Schweizer Wirtschaftsverbände befürchten nach der Wahl von Donald Trump vor allem, dass der Protektionismus noch weiter zunehmen könnte, wie eine Umfrage der Nachrichtenagentur AWP ergab. So hat Trump vor der Wahl etwa deutlich höhere Zölle für importierte Güter und auch eine Stärkung des heimischen Marktes gefordert.

Die Tendenzen zu mehr Protektionismus in den USA sieht der Pharma-Verband Interpharma kritisch. Für die forschende Pharmaindustrie seien innovationsfreundliche Rahmenbedingungen wichtig, schreibt dieser.

In das gleiche Horn stösst der Verband der Industrien Chemie, Pharma und Life Sciences Scienceindustries: «Es ist zu befürchten, dass die protektionistische Handelspolitik der vergangenen Jahre weitergeführt wird», so der Verband in einer Stellungnahme. Diese würde den Interessen der exportorientierten Unternehmen der Branche widersprechen. Dies wiege insbesondere schwer, da die USA einer der wichtigsten Absatzmärkte der Verbandsmitglieder sind.

Der Industrieverband Swissmem sieht im Protektionismus ein Problem, worin sich aber Trump und Harris auch kaum unterscheiden. «Die bereits heute bestehenden Marktverzerrungen auch zu Lasten der Schweizer Exportindustrie werden damit fortgesetzt», sagte Swissmem-Sprecher Noé Blancpain.

In der ersten Amtszeit Donald Trumps spielte die Schweiz ihre Trümpfe gemäss Swissmem gut aus. Trump sei offen gegenüber der Technologie. Auch in dessen zweiter Amtszeit sollte die Schweizer Wirtschaft ihre Chancen wahrnehmen und auf ihre Stärken setzen können.

Wirtschaftsbeziehungen stetig verbessert

Rahul Sahgal, CEO der Swiss-American Chamber of Commerce, mahnte zu mehr Gelassenheit nach der Wahl. Die wirtschaftlichen Beziehungen zu den USA hätten sich die letzten Jahrzehnte stetig verbessert, ungeachtet davon, welche Partei gerade am Ruder war. «Dies wird auch weiterhin so sein», sagte er in einem Gespräch mit AWP.

Dieser Auffassung schloss sich auch Jan Atteslander, Mitglied der Geschäftsleitung und Bereichsleiter Aussenwirtschaft bei Economiesuisse, an. «Wir erwarten keine grosse Veränderung des Trends.» So seien viele Schweizer Firmen sehr eng im US-Markt verankert und der Wechsel im Weissen Haus dürfte keinen grossen Einfluss auf ihre Geschäfte haben.

Dennoch sehen beide die Gefahr eines zunehmenden Protektionismus.

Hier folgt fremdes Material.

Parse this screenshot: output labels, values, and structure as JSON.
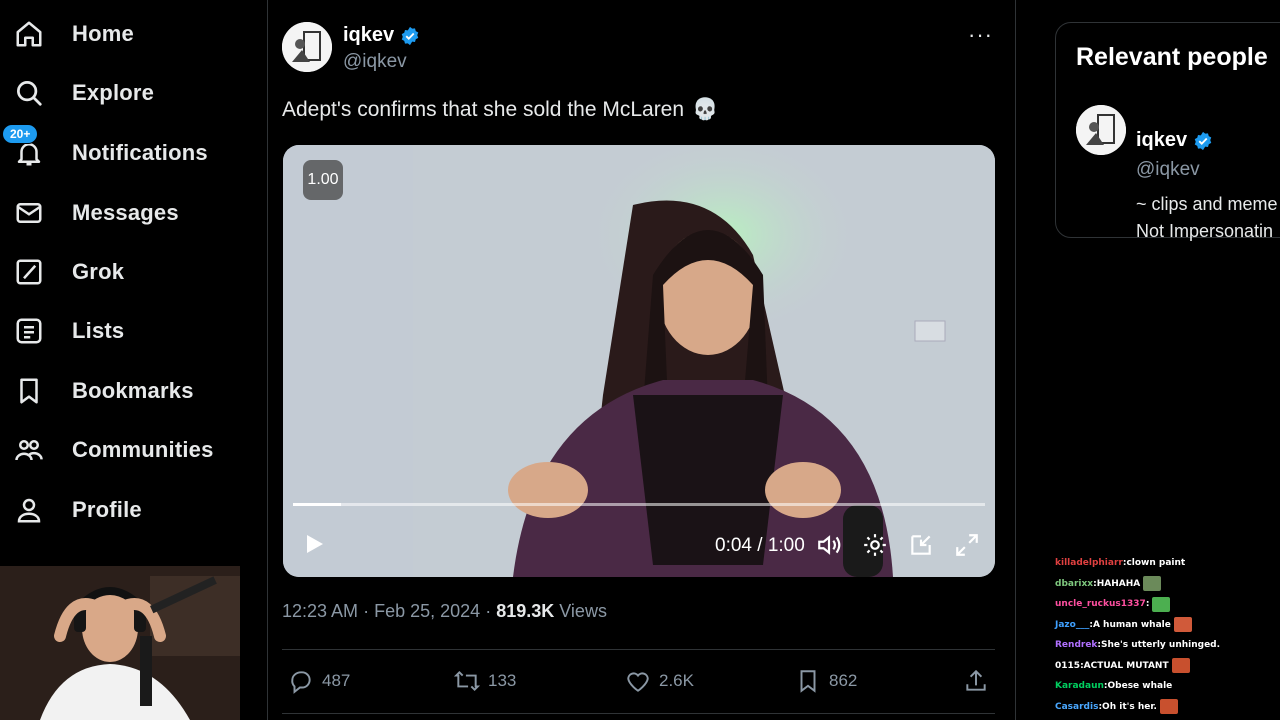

Dies wäre aber vermutlich auch unter einer Präsidentschaft der Demokraten ähnlich gewesen. Ob Trump seine Ankündigungen von vor der Wahl auch wirklich umsetzen kann, sei auch noch nicht klar, so Sahgal. Denn für generell höhere Zölle gegen alle Handelspartner benötige Trump eine Mehrheit in beiden Kammern des Kongresses, die bisher noch nicht sicher ist.

Auch Vorteile für die Schweiz möglich

Die Wahl von Trump biete auch Vorteile für Schweizer Firmen, hob Sahgal hervor. So gehe er davon aus, dass unter der Präsidentschaft von Trump die Regulierungen zurückgefahren werden und versucht werde, die Steuern zu senken, wovon auch Schweizer Firmen jedenfalls kurzfristig profitieren würden.

Die zu erwartenden Steuersenkungen könnten gemäss Economiesuisse-Ökonom Atteslander auch noch Auswirkungen auf die Schweiz selber haben. So könnte der Standort USA für Schweizer Firmen attraktiver werden und Investitionen verstärkt in die USA abfliessen. Dies könnte dazu führen, dass auch die Schweiz Massnahmen zur Verbesserung der eigenen wirtschaftlichen Rahmenbedingungen trifft, so Atteslander weiter.

Insgesamt braucht die Schweiz laut Atteslander «eine kluge Diversifizierungspolitik» in der Aussenwirtschaftspolitik. So müsse die Schweiz sowohl auf Freihandelsabkommen mit Drittstaaten setzen als auch die bilateralen Abkommen mit der EU stabilisieren. Aktuell sei die Schweiz hier auf einem guten Weg.